Dr. Pranav Nirmalbhai Shah
Dr. Suhani P. Shah
P.F. Sealents
What is a Sealent?

A sealant is a clear shaded plastic material that is applied to the chewing surfaces of the back teeth where decay occurs most often. This sealant acts as a barrier, protecting the decay-prone areas of the teeth from plaque and acid attack.

Why are Sealents necessary?

When the teeth are developing, depressions and grooves form in the chewing surfaces of the enamel. These features are called pits and fissures. They are tough to clean, because the bristles of a toothbrush may not reach into them. Therefore, pits and fissures are snug places for plague and bits of food to hide. By forming a thin covering over the pits and fissures, sealants keep out plaque and food and thus decrease the risk of decay.

Who should have Sealent applied?

Although children receive significant benefits from sealents, adults can also be at risk for pit and fissure decay and thus be candidates for sealents. Sealents are also recommended for those who receive topical applications of fluoride and who live in communities with fluoridated water. Fluoride helps fight decay on the smooth surfaces of the teeth, but it is less effective in pits and fissures.

How are Sealents applied?

Each tooth takes only a few minutes to seal. First the teeth that will be sealed are cleaned. The chewing surfaces are then etched (roughened) with a weak acidic solution to help the sealant adheres to the teeth. Finally, the sealant is brushed on the tooth enamel and allowed to set. Some sealant need a special curing light to help them harden, others do not.

Do Sealents need to be applied?

When the sealent is applied, finger like strands penetrate the pits and fissures of the tooth enamel. Although the sealant cannot be seen with the naked eye, the protective effect of these strands continues. As a result, it may be several years before another application of sealant is needed. Reapplication of the sealant will continue the protection against decay and may save the time and expense of having a tooth restored. Sealant will be checked during regular dental visits to determine if reapplication is necessary.

Bone Grafting

Sometimes, when resorption has excessively reduced the jawbone, it can be rebuilt through modern bone grafting techniques. Bone grafts can build up or fill in jawbone defects allowing the placement of dental implants. These techniques represent one of the greatest advances in modern dentistry.

There are generally four types of bone grafts used:

Autografts are those where the bone to be grafted to the jaw is taken, or harvested, from your own body. The area where the bone is harvested from, known as the donor site, is usually the mouth or the hip. This is your own bone and is very compatible with your body. Autografts are generally the best graft technique and usually result in the greatest regeneration of missing jawbone.

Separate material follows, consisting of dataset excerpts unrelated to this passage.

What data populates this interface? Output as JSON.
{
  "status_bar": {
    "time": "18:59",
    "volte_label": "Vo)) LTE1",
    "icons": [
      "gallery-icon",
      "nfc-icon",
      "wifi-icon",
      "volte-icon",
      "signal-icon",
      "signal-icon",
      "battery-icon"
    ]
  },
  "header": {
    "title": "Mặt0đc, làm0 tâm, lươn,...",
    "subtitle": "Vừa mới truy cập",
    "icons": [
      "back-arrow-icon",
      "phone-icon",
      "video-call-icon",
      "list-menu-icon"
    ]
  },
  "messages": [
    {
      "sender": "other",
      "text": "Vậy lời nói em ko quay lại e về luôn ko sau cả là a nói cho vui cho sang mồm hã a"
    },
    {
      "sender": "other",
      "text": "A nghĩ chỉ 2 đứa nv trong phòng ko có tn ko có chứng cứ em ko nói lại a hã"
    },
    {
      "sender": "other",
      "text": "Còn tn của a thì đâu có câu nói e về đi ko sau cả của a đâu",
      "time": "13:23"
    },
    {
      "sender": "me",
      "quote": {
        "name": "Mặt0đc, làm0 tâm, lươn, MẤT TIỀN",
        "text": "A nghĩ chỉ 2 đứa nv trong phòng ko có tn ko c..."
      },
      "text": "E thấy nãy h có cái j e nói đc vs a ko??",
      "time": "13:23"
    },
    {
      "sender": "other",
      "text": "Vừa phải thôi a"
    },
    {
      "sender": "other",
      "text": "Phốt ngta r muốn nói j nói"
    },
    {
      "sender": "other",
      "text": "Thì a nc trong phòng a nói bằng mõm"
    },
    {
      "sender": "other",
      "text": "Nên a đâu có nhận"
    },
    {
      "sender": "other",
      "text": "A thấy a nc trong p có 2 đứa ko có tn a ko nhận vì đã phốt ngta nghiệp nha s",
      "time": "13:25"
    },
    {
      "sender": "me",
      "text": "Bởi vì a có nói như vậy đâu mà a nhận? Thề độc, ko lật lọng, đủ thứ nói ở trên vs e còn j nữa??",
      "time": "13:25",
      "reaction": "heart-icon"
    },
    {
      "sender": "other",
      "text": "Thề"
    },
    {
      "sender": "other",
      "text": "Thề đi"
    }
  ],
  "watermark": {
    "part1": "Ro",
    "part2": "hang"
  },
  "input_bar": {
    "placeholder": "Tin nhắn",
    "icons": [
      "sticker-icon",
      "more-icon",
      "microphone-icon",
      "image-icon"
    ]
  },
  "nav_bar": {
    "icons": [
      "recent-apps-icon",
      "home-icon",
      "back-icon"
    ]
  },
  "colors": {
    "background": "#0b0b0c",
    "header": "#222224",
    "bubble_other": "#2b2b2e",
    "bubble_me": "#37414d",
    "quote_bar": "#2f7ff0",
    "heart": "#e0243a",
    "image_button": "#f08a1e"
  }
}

Allografts are taken from human donors. Many countries have donor programs where you can specify that in the event of your death, parts may be harvested from your body to save or improve the life of others. Heart transplants are one type of allograft. This can represent one of the greatest "gifts" you can ever give. Bone obtained in this mannor undergoes rigorous tests and sterilization. Your body "converts" the donor bone into your natural bone, thereby rebuilding your resorbed jawbone.

Xenografts are harvested from animals. The animal bone, most commonly bovine (cow), is specially processed to make it biocompatible and sterile. It acts like a "filler" which in time your body will replace with natural bone. After this replacement process is complete dental implants may be placed to support teeth.

Alloplastic grafts are inert, man made synthetic materials. The modern artificial joint replacement procedure uses metal alloplastic grafts. For bone replacement a man made material that mimics natural bone is used. Most often this a form of calcium phosphate. Depending on how it is made, it may be "resorbable" or "non-resorbable". That is, your body may or may not replace the alloplastic graft with your natural bone. In those cases where it is not replaced it acts as a lattice or scaffold upon which natural bone is built. In either case, the end result is to create enough bone for the placement of dental implants.

Modern bone grafting techniques can be nothing short of a miracle for those needing bone replacement.